Ein bitteres Ende in Wedel

Der SC Rist Wedel war für NOMA Iserlohn letztlich eine Nummer zu groß.
Der SC Rist Wedel war für NOMA Iserlohn letztlich eine Nummer zu groß.
Foto: IKZ

Wedel..  Das war ein jähes Ende einer Saison, die unter dem Strich als überragend in die Vereinsgeschichte der Basketballer von NOMA Iserlohn eingehen wird. Deutlich vom bärenstarken, auf den Punkt topfitten SC Rist Wedel in die Schranken gewiesen, durften die Kangaroos aber trotz einer deftigen 30-Punkte-Schlappe am Ende erhobenen Hauptes die Heimreise antreten.


2. Basketball-Bundesliga Pro B, 2. Play-off-Halbfinale: SC Rist Wedel - NOMA Iserlohn 91:61 (21:12/43:27/ 66:42). Die gut 80 Fans aus der Waldstadt feierten ihr Team nach Spielschluss. Einigen Akteuren war zwar definitiv nicht nach Feiern zumute, doch im Konfettiregen war so mancher Schmerz ein wenig leichter zu ertragen. Zuvor hatten die Gastgeber in der überfüllten Steinberghalle (es gab keine Eintrittskarten, nur einen Stempel auf die Hand!) ein Feuerwerk abgebrannt, gezeigt, wie motiviert man in eine Partie gehen kann und Iserlohn die deftigste Niederlage der letzten Jahre zugefügt.

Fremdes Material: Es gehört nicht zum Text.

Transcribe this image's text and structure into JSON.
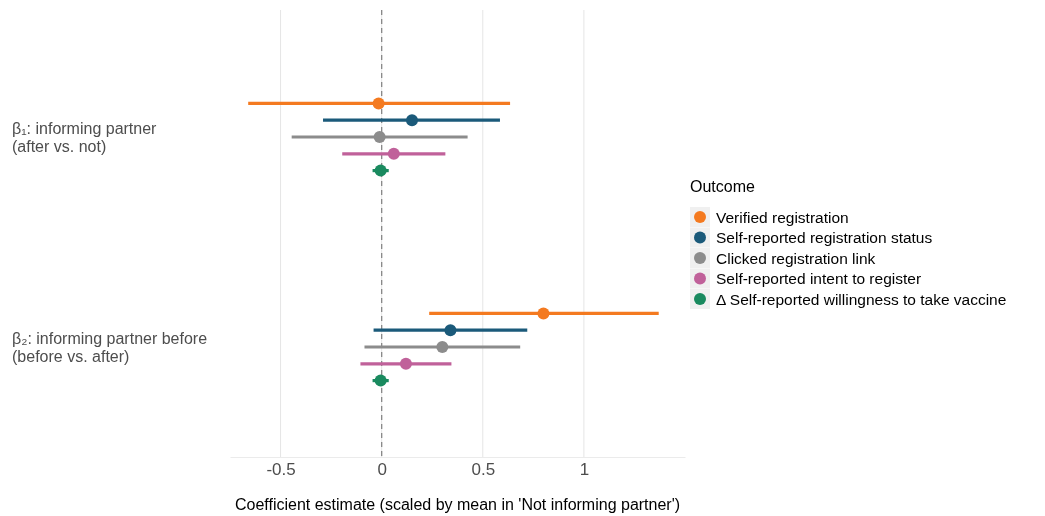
{
  "chart_data": {
    "type": "scatter",
    "orientation": "horizontal",
    "xlabel": "Coefficient estimate (scaled by mean in 'Not informing partner')",
    "legend_title": "Outcome",
    "legend": "right",
    "grid": "x",
    "marker": "circle",
    "categories": [
      "β₁: informing partner\n(after vs. not)",
      "β₂: informing partner before\n(before vs. after)"
    ],
    "xlim": [
      -0.75,
      1.5
    ],
    "xticks": [
      -0.5,
      0,
      0.5,
      1.0
    ],
    "ref_lines": [
      {
        "axis": "x",
        "value": 0,
        "color": "#888888",
        "line_style": "dashed"
      }
    ],
    "series": [
      {
        "name": "Verified registration",
        "color": "#f47a20",
        "values": [
          -0.015,
          0.8
        ],
        "errors": [
          [
            -0.66,
            0.635
          ],
          [
            0.235,
            1.37
          ]
        ]
      },
      {
        "name": "Self-reported registration status",
        "color": "#1b5a7a",
        "values": [
          0.15,
          0.34
        ],
        "errors": [
          [
            -0.29,
            0.585
          ],
          [
            -0.04,
            0.72
          ]
        ]
      },
      {
        "name": "Clicked registration link",
        "color": "#8c8c8c",
        "values": [
          -0.01,
          0.3
        ],
        "errors": [
          [
            -0.445,
            0.425
          ],
          [
            -0.085,
            0.685
          ]
        ]
      },
      {
        "name": "Self-reported intent to register",
        "color": "#c0619a",
        "values": [
          0.06,
          0.12
        ],
        "errors": [
          [
            -0.195,
            0.315
          ],
          [
            -0.105,
            0.345
          ]
        ]
      },
      {
        "name": "Δ Self-reported willingness to take vaccine",
        "color": "#1a8a5f",
        "values": [
          -0.005,
          -0.005
        ],
        "errors": [
          [
            -0.045,
            0.035
          ],
          [
            -0.045,
            0.035
          ]
        ]
      }
    ]
  }
}
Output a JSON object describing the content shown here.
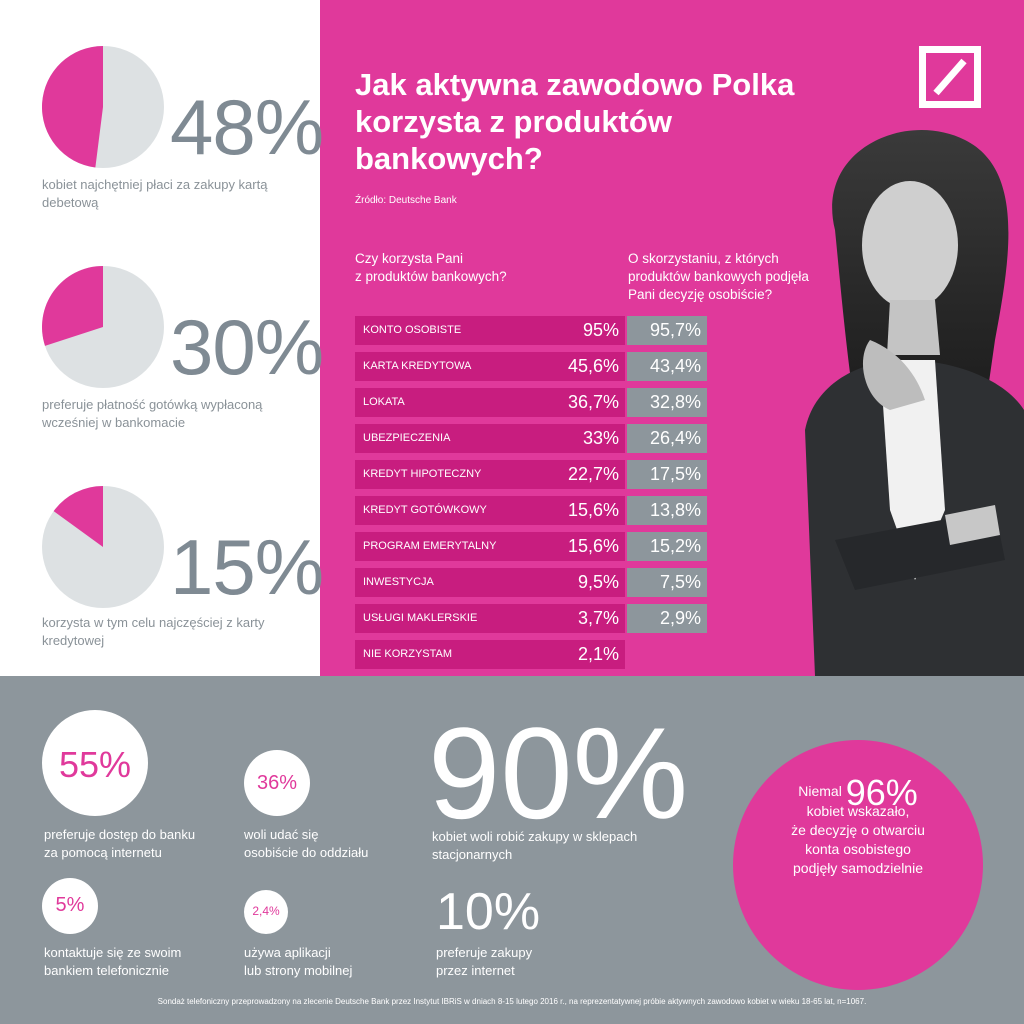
{
  "left_stats": [
    {
      "percent": "48%",
      "caption_line1": "kobiet najchętniej płaci za zakupy kartą",
      "caption_line2": "debetową",
      "fraction": 0.48
    },
    {
      "percent": "30%",
      "caption_line1": "preferuje płatność gotówką wypłaconą",
      "caption_line2": "wcześniej w bankomacie",
      "fraction": 0.3
    },
    {
      "percent": "15%",
      "caption_line1": "korzysta w tym celu najczęściej z karty",
      "caption_line2": "kredytowej",
      "fraction": 0.15
    }
  ],
  "title": {
    "line1": "Jak aktywna zawodowo Polka",
    "line2": "korzysta z produktów",
    "line3": "bankowych?"
  },
  "source": "Źródło: Deutsche Bank",
  "question1": {
    "line1": "Czy korzysta Pani",
    "line2": "z produktów bankowych?"
  },
  "question2": {
    "line1": "O skorzystaniu, z których",
    "line2": "produktów bankowych podjęła",
    "line3": "Pani decyzję osobiście?"
  },
  "table": [
    {
      "label": "KONTO OSOBISTE",
      "v1": "95%",
      "v2": "95,7%"
    },
    {
      "label": "KARTA KREDYTOWA",
      "v1": "45,6%",
      "v2": "43,4%"
    },
    {
      "label": "LOKATA",
      "v1": "36,7%",
      "v2": "32,8%"
    },
    {
      "label": "UBEZPIECZENIA",
      "v1": "33%",
      "v2": "26,4%"
    },
    {
      "label": "KREDYT HIPOTECZNY",
      "v1": "22,7%",
      "v2": "17,5%"
    },
    {
      "label": "KREDYT GOTÓWKOWY",
      "v1": "15,6%",
      "v2": "13,8%"
    },
    {
      "label": "PROGRAM EMERYTALNY",
      "v1": "15,6%",
      "v2": "15,2%"
    },
    {
      "label": "INWESTYCJA",
      "v1": "9,5%",
      "v2": "7,5%"
    },
    {
      "label": "USŁUGI MAKLERSKIE",
      "v1": "3,7%",
      "v2": "2,9%"
    },
    {
      "label": "NIE KORZYSTAM",
      "v1": "2,1%",
      "v2": ""
    }
  ],
  "bottom": {
    "s55": {
      "percent": "55%",
      "line1": "preferuje dostęp do banku",
      "line2": "za pomocą internetu"
    },
    "s36": {
      "percent": "36%",
      "line1": "woli udać się",
      "line2": "osobiście do oddziału"
    },
    "s5": {
      "percent": "5%",
      "line1": "kontaktuje się ze swoim",
      "line2": "bankiem telefonicznie"
    },
    "s24": {
      "percent": "2,4%",
      "line1": "używa aplikacji",
      "line2": "lub strony mobilnej"
    },
    "s90": {
      "percent": "90%",
      "line1": "kobiet woli robić zakupy w sklepach",
      "line2": "stacjonarnych"
    },
    "s10": {
      "percent": "10%",
      "line1": "preferuje zakupy",
      "line2": "przez internet"
    },
    "s96": {
      "prefix": "Niemal",
      "percent": "96%",
      "line1": "kobiet wskazało,",
      "line2": "że decyzję o otwarciu",
      "line3": "konta osobistego",
      "line4": "podjęły samodzielnie"
    }
  },
  "footnote": "Sondaż telefoniczny przeprowadzony na zlecenie Deutsche Bank przez Instytut IBRiS w dniach 8-15 lutego 2016 r., na reprezentatywnej próbie aktywnych zawodowo kobiet w wieku 18-65 lat, n=1067.",
  "colors": {
    "pink": "#e0399b",
    "dark_pink": "#c81d7f",
    "gray": "#8d969c",
    "light_gray": "#dde1e3"
  }
}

Schon nach zwei Minuten war der Weg vorgegeben. Zwei Dreier von Strauß sowie weitere Zähler von Watkins und Roquette bedeuteten das 10:0 - Auszeit Iserlohn. Doch auch danach bekamen die Gäste keinen Zugriff auf die Partie, leisteten sich zahlreiche Ballverluste, kamen kaum zum Abschluss. Einzig der zuletzt häufig gescholtene Matt Kavanaugh punktete, so dass es beim 19:11 (8.) noch einen leichten Hoffnungsschimmer gab.

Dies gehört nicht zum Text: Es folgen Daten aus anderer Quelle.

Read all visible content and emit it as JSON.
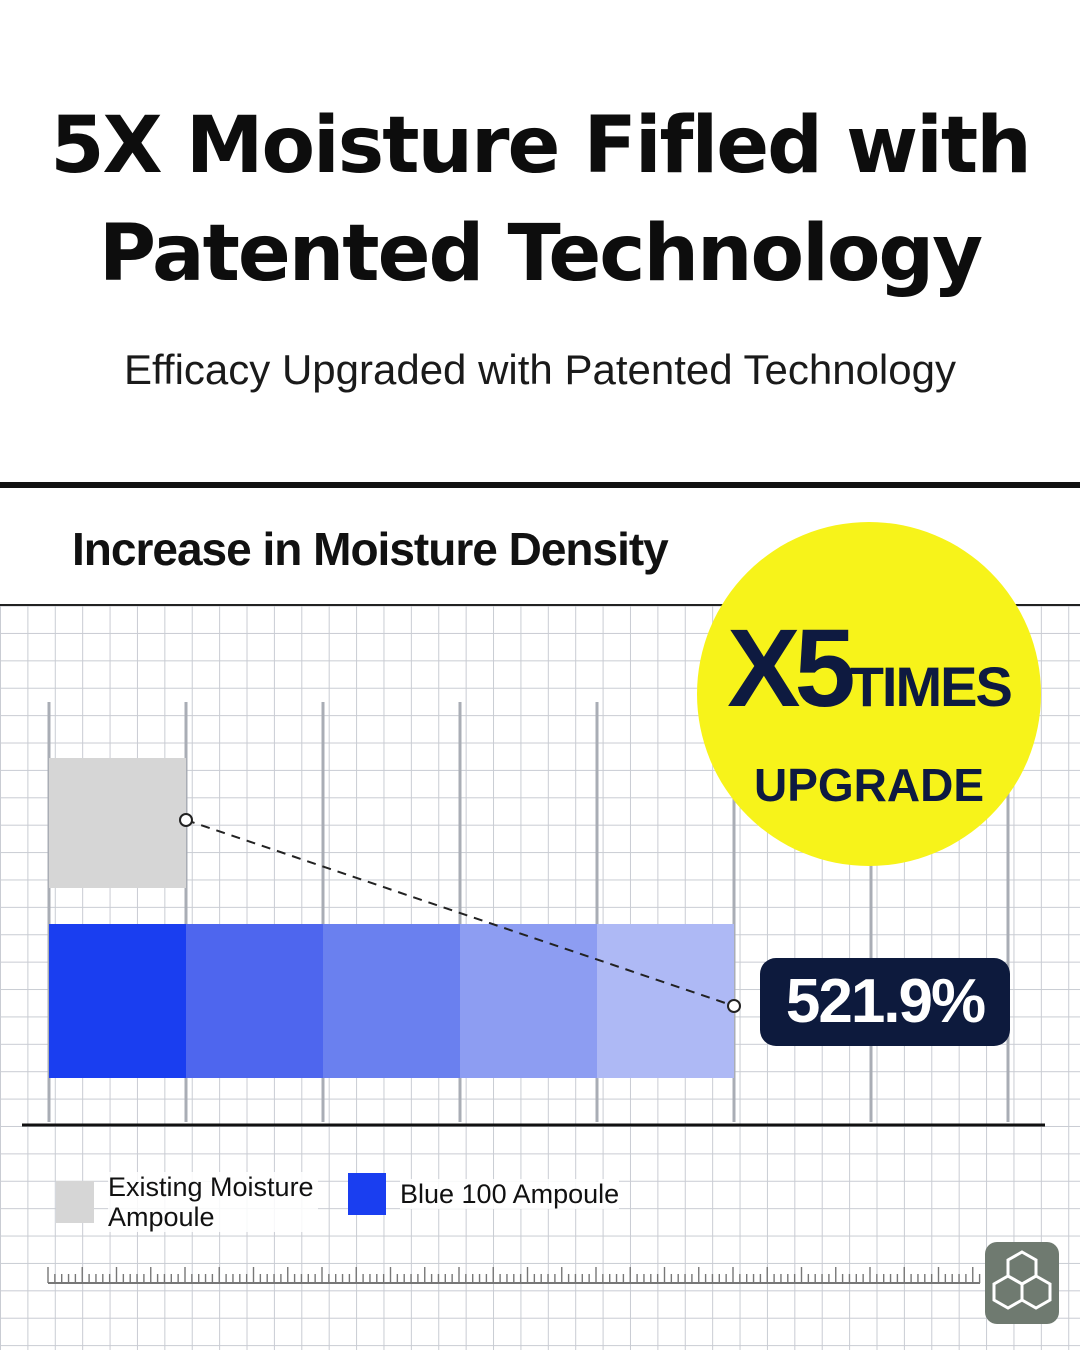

Die Gäste blieben ein Team

Aber die Norddeutschen hatten sich schnell in den nächsten Rausch gespielt, trafen bis zur Pause sechs ihrer acht Dreier und obendrein 63 Prozent ihrer Würfe aus dem Feld. Dass das Grothe-Team das Reboundduell für sich entschied, überraschte da schon fast. Zugute halten musste man den Gästen, dass sie selbst in den bittersten Phasen nicht als Team zerfielen. Yannick Opitz spielte trotz einer im Donnerstagstraining erlittenen Bänderverletzung, die sich als Riss entpuppte. Joshua Dahmen biss trotz schmerzhafter Dehnung die Zähne zusammen.

Mit dem 36:20 (17.) schufen sich derweil die Hausherren ihr Pausen-Polster. Die Wedeler lebten diesmal nicht nur von Watkins und Spearman, sondern hatten im dritten Amerikaner Erves, der von der Bank kam und zum Topwerfer avancierte, einen weiteren ungemein athletischen Aktivposten.

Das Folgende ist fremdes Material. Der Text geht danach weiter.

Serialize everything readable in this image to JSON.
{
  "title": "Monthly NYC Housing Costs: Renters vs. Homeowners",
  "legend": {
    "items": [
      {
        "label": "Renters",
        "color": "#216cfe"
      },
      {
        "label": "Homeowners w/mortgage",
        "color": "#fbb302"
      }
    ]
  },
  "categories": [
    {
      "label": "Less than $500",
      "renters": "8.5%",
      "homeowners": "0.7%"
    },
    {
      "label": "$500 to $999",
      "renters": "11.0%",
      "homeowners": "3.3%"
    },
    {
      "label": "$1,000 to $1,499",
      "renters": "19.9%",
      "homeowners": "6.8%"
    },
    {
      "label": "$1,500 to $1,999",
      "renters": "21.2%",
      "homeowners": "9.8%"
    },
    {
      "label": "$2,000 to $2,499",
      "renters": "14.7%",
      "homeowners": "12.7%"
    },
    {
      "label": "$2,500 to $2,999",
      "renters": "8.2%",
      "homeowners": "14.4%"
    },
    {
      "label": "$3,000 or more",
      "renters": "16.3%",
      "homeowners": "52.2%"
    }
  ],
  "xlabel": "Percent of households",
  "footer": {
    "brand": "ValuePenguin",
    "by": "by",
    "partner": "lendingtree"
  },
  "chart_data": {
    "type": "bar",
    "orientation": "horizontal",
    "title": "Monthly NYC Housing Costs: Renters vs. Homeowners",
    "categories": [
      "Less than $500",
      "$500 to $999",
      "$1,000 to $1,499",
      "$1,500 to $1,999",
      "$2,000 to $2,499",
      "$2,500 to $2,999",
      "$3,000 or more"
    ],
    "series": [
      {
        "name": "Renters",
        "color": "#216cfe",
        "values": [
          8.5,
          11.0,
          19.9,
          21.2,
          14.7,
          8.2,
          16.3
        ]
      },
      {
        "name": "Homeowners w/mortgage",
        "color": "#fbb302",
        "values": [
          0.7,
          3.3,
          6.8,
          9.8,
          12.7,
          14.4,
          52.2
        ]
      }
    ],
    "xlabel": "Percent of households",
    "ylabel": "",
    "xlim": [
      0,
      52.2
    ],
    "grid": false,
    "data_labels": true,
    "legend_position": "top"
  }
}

Auch nach dem Seitenwechsel bekam das NOMA-Team das Ruder nicht mehr herumgerissen. Kavanaugh musste nach einem Cut an der Augenbraue lange auf die Bank, J. Dahmen wurde auch noch an einer blutenden Wunde an der Hand versorgt. Derweil musste Opitz endgültig aufgeben, sein Fuß schwoll immer mehr. Er hatte sich zuvor in der Watkins-Verteidigung aufgerieben.

Angesichts dieser vielen Probleme bei den Gästen drehten die Hausherren noch einmal richtig auf. Als der 17. Dreierversuch der Iserlohner durch Orlan Jackman endlich durch die Reuse fiel und kurz darauf Thomas Reuter zum 61:42 traf (29.) durfte das Team noch von einem annehmbaren Resultat träumen, doch beinahe im gleichen Moment legten Erves und Spearman noch zum 66:42 nach.

Völlig berauscht gelang den Nordlichtern endgültig alles. Center Erves mogelte nun auch einen Dreier zum 71:44 in den Korb (31.). Dieser Wurf war nicht besser als viele der Gäste, doch er war drin. Und Erves drehte weiter auf, riss die Fans mit zwei Dunkings mit, während mit Laatzen und Hirschberg auch die Bankspieler Dreier trafen. Unter dem Strich machte das nach dem finalen Dunk von Erves eine 30-Punkte-Schlappe, die eine denkwürdige Serie doch sehr rüde beendete.